Wednesday, September 21, 2005

The Big Swell


The epic swell came and we sorta missed it. For the past week, it seemed like everyone was walking around with woodies in anticipation of the Big South. The surf forcast maps showed a flame-like swell pattern eminating from below the belt of the equator and nailing the whole west coast. MagicSeaweed.com promised 4-6 ft. swells with 17 second intervals. There was even a 5-star day predicted for Saturday!

So we drove over and hit Short Sands on Saturday, timing our arrival to coincide with the falling tide an hour after high. When we arrived at Shorty's, the most swell-friendly place on earth, our hopes were immediately deflated like a punctured beach ball. The full moon made the high tide more like a low tide. Smallish waves closed out across the beach. And the tide was only going to drop lower. To make matters worse, all the swell-horny surfers from Northern Oregon were bobbing in the lineup like a hundred black bouys. We suited up and joined the crowd, only to come to the realization that we wouldn't be getting many waves with 25 people paddling for the corners of the sets, which only came every 20 minutes or so...

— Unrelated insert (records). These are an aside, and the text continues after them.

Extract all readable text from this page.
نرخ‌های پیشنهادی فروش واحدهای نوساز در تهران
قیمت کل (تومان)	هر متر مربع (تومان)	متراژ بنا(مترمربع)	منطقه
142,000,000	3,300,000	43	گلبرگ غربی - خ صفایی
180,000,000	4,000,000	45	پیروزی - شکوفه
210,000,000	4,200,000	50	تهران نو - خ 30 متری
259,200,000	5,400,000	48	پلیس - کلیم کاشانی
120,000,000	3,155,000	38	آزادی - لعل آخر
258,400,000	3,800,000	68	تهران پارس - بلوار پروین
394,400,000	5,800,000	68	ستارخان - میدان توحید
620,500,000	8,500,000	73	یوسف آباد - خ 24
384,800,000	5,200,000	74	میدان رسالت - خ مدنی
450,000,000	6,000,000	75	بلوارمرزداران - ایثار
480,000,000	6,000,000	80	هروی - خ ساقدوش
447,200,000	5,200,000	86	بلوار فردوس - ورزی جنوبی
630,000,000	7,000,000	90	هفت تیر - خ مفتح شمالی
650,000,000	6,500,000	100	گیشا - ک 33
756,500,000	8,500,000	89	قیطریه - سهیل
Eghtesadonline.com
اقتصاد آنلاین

So we bailed, hiked back up the hill, threw boardbags over the car seats, and drove in our wetsuits back up the beach to an empty beach break we spotted on the way. When we arrived, with only an hour left to redeem the day, we noticed that the beachbreak had improved tremendously with the exaggerated low tide. As we charged to the water, we saw five other guys paddling out at the same time. We got outside easily and caught a couple, but quickly realized that the other guys had the spot wired, grabbing hollow barrels on a peak further south. Looking at a guy manuvering himself into yet another tube on his fish, I said to Gee, "Why aren't we doing that?"

Without another word, we paddled closer to the wiser guys and tried our hand at the hollower waves. We only had a half hour left before we had to meet our girls in Cannon Beach. Gee and I were both a little tired from the double-sesh and it showed. Not paddling hard enough to get in early, popping up late: it was a dangerous combo in these punchy conditions. I watched Gee stand up late on the back of a breaking wave and go over the falls slowly. Next thing I knew, he was paddling in.

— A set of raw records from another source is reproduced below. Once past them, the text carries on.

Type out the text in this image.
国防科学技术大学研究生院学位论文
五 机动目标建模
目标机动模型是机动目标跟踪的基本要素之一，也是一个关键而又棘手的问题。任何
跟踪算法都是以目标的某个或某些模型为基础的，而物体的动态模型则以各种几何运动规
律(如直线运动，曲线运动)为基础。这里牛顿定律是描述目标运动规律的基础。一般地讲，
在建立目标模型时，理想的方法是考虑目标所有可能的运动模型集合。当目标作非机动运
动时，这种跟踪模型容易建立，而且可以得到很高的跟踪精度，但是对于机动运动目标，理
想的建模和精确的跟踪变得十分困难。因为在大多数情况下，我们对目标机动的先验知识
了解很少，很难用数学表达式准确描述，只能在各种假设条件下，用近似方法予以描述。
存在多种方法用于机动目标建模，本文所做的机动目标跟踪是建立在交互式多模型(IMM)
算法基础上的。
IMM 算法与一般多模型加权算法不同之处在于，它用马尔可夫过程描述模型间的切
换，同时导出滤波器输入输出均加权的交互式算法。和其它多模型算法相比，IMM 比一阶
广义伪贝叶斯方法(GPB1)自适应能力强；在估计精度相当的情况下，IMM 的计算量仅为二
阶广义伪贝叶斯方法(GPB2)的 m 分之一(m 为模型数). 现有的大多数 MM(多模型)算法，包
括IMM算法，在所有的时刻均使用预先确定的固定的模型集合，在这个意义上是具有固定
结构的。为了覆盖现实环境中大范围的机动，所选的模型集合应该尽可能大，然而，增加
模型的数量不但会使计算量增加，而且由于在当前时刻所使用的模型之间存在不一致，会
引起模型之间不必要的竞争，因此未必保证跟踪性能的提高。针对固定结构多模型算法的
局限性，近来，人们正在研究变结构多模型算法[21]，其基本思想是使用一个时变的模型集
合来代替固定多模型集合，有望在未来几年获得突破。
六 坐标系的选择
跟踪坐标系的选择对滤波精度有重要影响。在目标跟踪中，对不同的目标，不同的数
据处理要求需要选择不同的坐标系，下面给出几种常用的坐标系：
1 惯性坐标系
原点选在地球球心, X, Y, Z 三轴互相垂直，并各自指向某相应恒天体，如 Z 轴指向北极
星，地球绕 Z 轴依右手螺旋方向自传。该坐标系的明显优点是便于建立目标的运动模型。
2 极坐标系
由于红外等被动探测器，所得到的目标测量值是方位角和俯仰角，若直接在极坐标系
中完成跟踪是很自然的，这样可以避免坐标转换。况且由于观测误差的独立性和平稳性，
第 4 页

I snagged a 3-foot right and tried to grab my rail. It worked, but I didn't end up in a tube. I was in front of the curl too far. I realized that I probably wasn't turning my shoulders to face forward enough, making it impossible to see my posistion on the wave, let alone drag my front hand to stall. My next wave was a right. I missed the bowling section but made it around the broken whitewater for the reform, which was fast and fun.

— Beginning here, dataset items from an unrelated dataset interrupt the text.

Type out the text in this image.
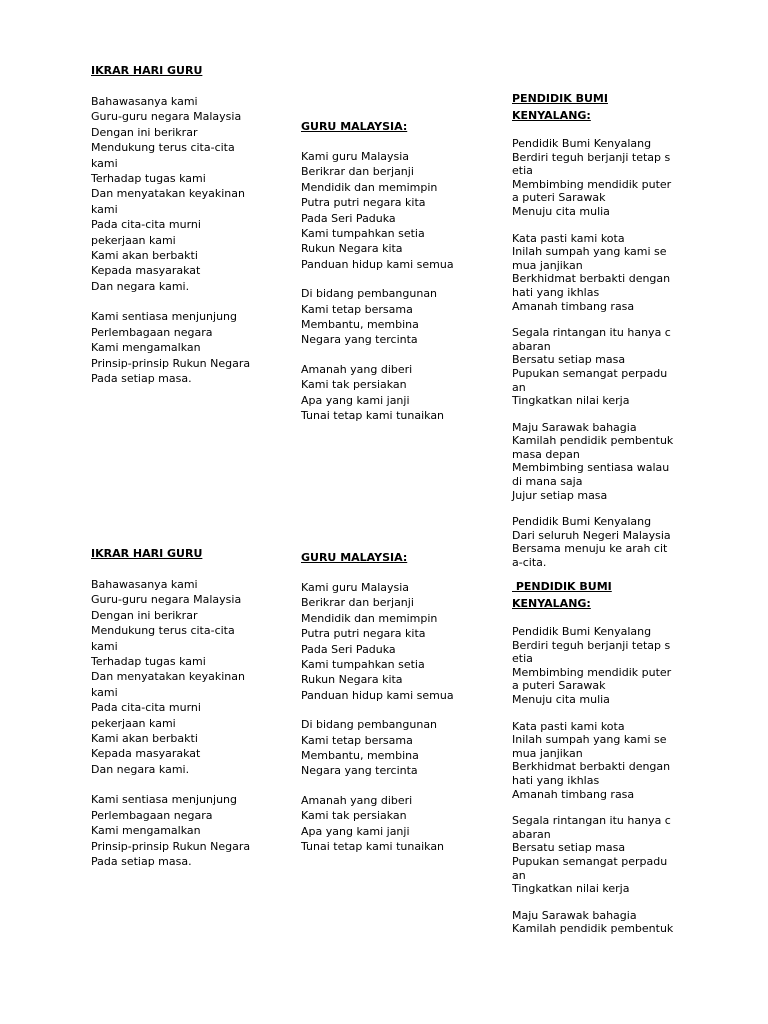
IKRAR HARI GURU

Bahawasanya kami
Guru-guru negara Malaysia
Dengan ini berikrar
Mendukung terus cita-cita
kami
Terhadap tugas kami
Dan menyatakan keyakinan
kami
Pada cita-cita murni
pekerjaan kami
Kami akan berbakti
Kepada masyarakat
Dan negara kami.

Kami sentiasa menjunjung
Perlembagaan negara
Kami mengamalkan
Prinsip-prinsip Rukun Negara
Pada setiap masa.

GURU MALAYSIA:

Kami guru Malaysia
Berikrar dan berjanji
Mendidik dan memimpin
Putra putri negara kita
Pada Seri Paduka
Kami tumpahkan setia
Rukun Negara kita
Panduan hidup kami semua

Di bidang pembangunan
Kami tetap bersama
Membantu, membina
Negara yang tercinta

Amanah yang diberi
Kami tak persiakan
Apa yang kami janji
Tunai tetap kami tunaikan

PENDIDIK BUMI
KENYALANG:

Pendidik Bumi Kenyalang
Berdiri teguh berjanji tetap s
etia
Membimbing mendidik puter
a puteri Sarawak
Menuju cita mulia

Kata pasti kami kota
Inilah sumpah yang kami se
mua janjikan
Berkhidmat berbakti dengan
hati yang ikhlas
Amanah timbang rasa

Segala rintangan itu hanya c
abaran
Bersatu setiap masa
Pupukan semangat perpadu
an
Tingkatkan nilai kerja

Maju Sarawak bahagia
Kamilah pendidik pembentuk
masa depan
Membimbing sentiasa walau
di mana saja
Jujur setiap masa

Pendidik Bumi Kenyalang
Dari seluruh Negeri Malaysia
Bersama menuju ke arah cit
a-cita.

IKRAR HARI GURU

Bahawasanya kami
Guru-guru negara Malaysia
Dengan ini berikrar
Mendukung terus cita-cita
kami
Terhadap tugas kami
Dan menyatakan keyakinan
kami
Pada cita-cita murni
pekerjaan kami
Kami akan berbakti
Kepada masyarakat
Dan negara kami.

Kami sentiasa menjunjung
Perlembagaan negara
Kami mengamalkan
Prinsip-prinsip Rukun Negara
Pada setiap masa.

GURU MALAYSIA:

Kami guru Malaysia
Berikrar dan berjanji
Mendidik dan memimpin
Putra putri negara kita
Pada Seri Paduka
Kami tumpahkan setia
Rukun Negara kita
Panduan hidup kami semua

Di bidang pembangunan
Kami tetap bersama
Membantu, membina
Negara yang tercinta

Amanah yang diberi
Kami tak persiakan
Apa yang kami janji
Tunai tetap kami tunaikan

PENDIDIK BUMI
KENYALANG:

Pendidik Bumi Kenyalang
Berdiri teguh berjanji tetap s
etia
Membimbing mendidik puter
a puteri Sarawak
Menuju cita mulia

Kata pasti kami kota
Inilah sumpah yang kami se
mua janjikan
Berkhidmat berbakti dengan
hati yang ikhlas
Amanah timbang rasa

Segala rintangan itu hanya c
abaran
Bersatu setiap masa
Pupukan semangat perpadu
an
Tingkatkan nilai kerja

Maju Sarawak bahagia
Kamilah pendidik pembentuk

Then, I also knew it was time to go. Just when it started getting good. The next day, the swell got a little too big for most of the exposed beach breaks. From what I heard, it became a closeout fest.

Today we're planning on checking out PC, a spot further south that seems to get a little protection from wind and chop. That will be important, since the swell has dropped and the wind is gusting now at 20 kts!

Califone - "Slower Twin"

Pictures courtesy of Slim (from later in the day)!

4 comments:

Patch said...

Chum,

Well, stoked you got something. The swell down here was awesome, depending on where you went. The swell was fickle in some spots due to some shadowing, but the 'bu was going off, I saw some 12 foot bombs coming off of third point with good shape. Even though it was super crowded it was primo. The better session was earlier at a point with 8 in the line-up for about an hour, the spot lies somewhere north of the Mexican border and south of the Canadian border. As I paddled the channel, heading towards the peak, I saw some waves come in at 8 - 10 feet. You could feel the water swirling around under your feet. The sets were starting up, Some monsters were coming in. I saw a bus with my name on it, I paddled into the third one as everyone else was up and running on the previous two waves. At the peak the bottom drops out and you need a quick up, bottom turn, a little squirt, too dig the inside rail and then begin x-stepping to the nose, a little back pedal a few top to bottom carves a couple roller coasters and then line it up for some more. This break was malibu-like, in that, it was breaking machine-like. Perfect overhead sets with a steep workable face and a great noseriding section. Hope this next swell throws more juice your way.

Pura vida.

Music—Wyclef Jean—La Bamba

Diane said...

Happy Surfing!!

Chum said...

I'll be looking for the next big push. Sounds like an effing great day you had there, Patch! I grabbed some nice ones at IB last night (at last). Man, next time I'm down south (around Thanksgiving) I expect a tour of these secret spots!

Patch said...

Right on Chum, spots that catch the NW will be on the agenda, since, that will most likely be the dominant swell around that time.